Sunday, March 1, 2009

Let the Big Boys Fall!

Citigroup and AIG are back for more bailout money.

The latest Citigroup bailout involves an odd exchange of the preferred stock, that Paulson bought with TARP money, for common stock. This at least waives the mandatory 5-8% dividend required from Paulson's cash infusion. It also means we move that much closer to Citigroup's nationalization—thrown into the same heap with Fannie Mae and Freddie Mac. The Treasury department will convert up to $25 million of preferred shares to common, but only up to the amount of money that Citigroup shareholders will do the same. Time will tell how this plays out.

AIG, well, they just happen to need another $30B. No doubt they'll need still more later.

If a successful business were to get hit by a random calamity, I could see the possible sense of bailing them out. I might not agree but at least I could digest the logic. But this is insane. The financial giants are failing because of poor decisions and poor corporate management including, but not limited to, ridiculously high executive salaries. They need to be chopped up, and any valuable assets they have can be sold to banks that have done well, who managed to responsibly navigate the financial recklessness over the last decade.

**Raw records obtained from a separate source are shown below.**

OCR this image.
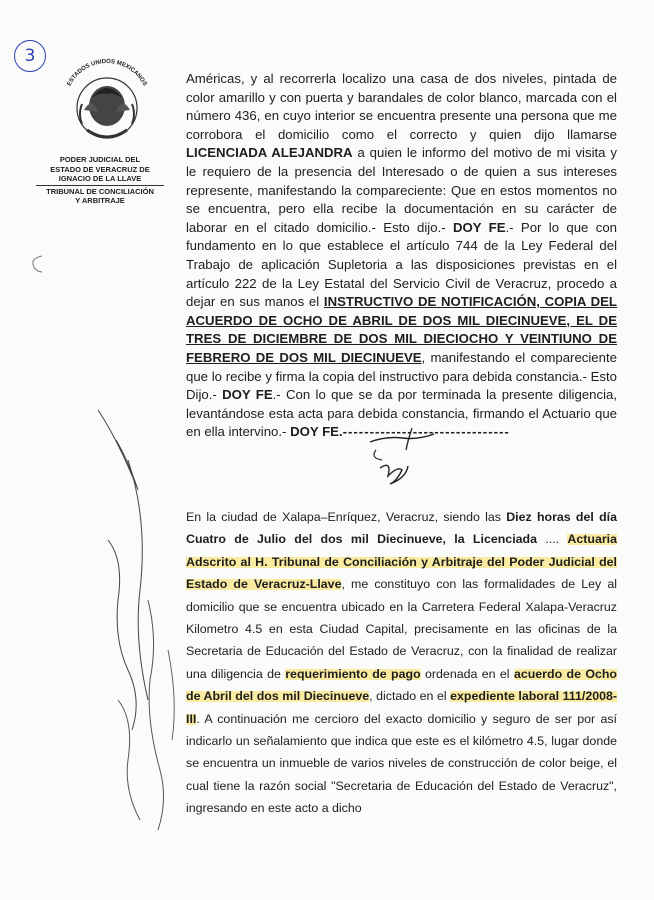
3
ESTADOS UNIDOS MEXICANOS
PODER JUDICIAL DEL
ESTADO DE VERACRUZ DE
IGNACIO DE LA LLAVE
TRIBUNAL DE CONCILIACIÓN
Y ARBITRAJE

Américas, y al recorrerla localizo una casa de dos niveles, pintada de color amarillo y con puerta y barandales de color blanco, marcada con el número 436, en cuyo interior se encuentra presente una persona que me corrobora el domicilio como el correcto y quien dijo llamarse LICENCIADA ALEJANDRA a quien le informo del motivo de mi visita y le requiero de la presencia del Interesado o de quien a sus intereses represente, manifestando la compareciente: Que en estos momentos no se encuentra, pero ella recibe la documentación en su carácter de laborar en el citado domicilio.- Esto dijo.- DOY FE.- Por lo que con fundamento en lo que establece el artículo 744 de la Ley Federal del Trabajo de aplicación Supletoria a las disposiciones previstas en el artículo 222 de la Ley Estatal del Servicio Civil de Veracruz, procedo a dejar en sus manos el INSTRUCTIVO DE NOTIFICACIÓN, COPIA DEL ACUERDO DE OCHO DE ABRIL DE DOS MIL DIECINUEVE, EL DE TRES DE DICIEMBRE DE DOS MIL DIECIOCHO Y VEINTIUNO DE FEBRERO DE DOS MIL DIECINUEVE, manifestando el compareciente que lo recibe y firma la copia del instructivo para debida constancia.- Esto Dijo.- DOY FE.- Con lo que se da por terminada la presente diligencia, levantándose esta acta para debida constancia, firmando el Actuario que en ella intervino.- DOY FE.-------------------------------

En la ciudad de Xalapa–Enríquez, Veracruz, siendo las Diez horas del día Cuatro de Julio del dos mil Diecinueve, la Licenciada .... Actuaria Adscrito al H. Tribunal de Conciliación y Arbitraje del Poder Judicial del Estado de Veracruz-Llave, me constituyo con las formalidades de Ley al domicilio que se encuentra ubicado en la Carretera Federal Xalapa-Veracruz Kilometro 4.5 en esta Ciudad Capital, precisamente en las oficinas de la Secretaria de Educación del Estado de Veracruz, con la finalidad de realizar una diligencia de requerimiento de pago ordenada en el acuerdo de Ocho de Abril del dos mil Diecinueve, dictado en el expediente laboral 111/2008-III. A continuación me cercioro del exacto domicilio y seguro de ser por así indicarlo un señalamiento que indica que este es el kilómetro 4.5, lugar donde se encuentra un inmueble de varios niveles de construcción de color beige, el cual tiene la razón social "Secretaria de Educación del Estado de Veracruz", ingresando en este acto a dicho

Our credit needs can just as well be met by a new generation of banks. Banks (and insurance companies) thrive perfectly well in a free market setting and should not require government subsidies. New ones will come forth to replace the old. Citigroup and AIG have demonstrably failed as corporations. All that keeps them alive now is lobbying efforts for congressmen to divert tax money toward their undeserved sustenance.

UPDATE [3/10/09]: in the face of an increasing sentiment that failed banks should be allow to fail, Bernanke defended that they would *not* be allowed to fail. This is, actually, a first step.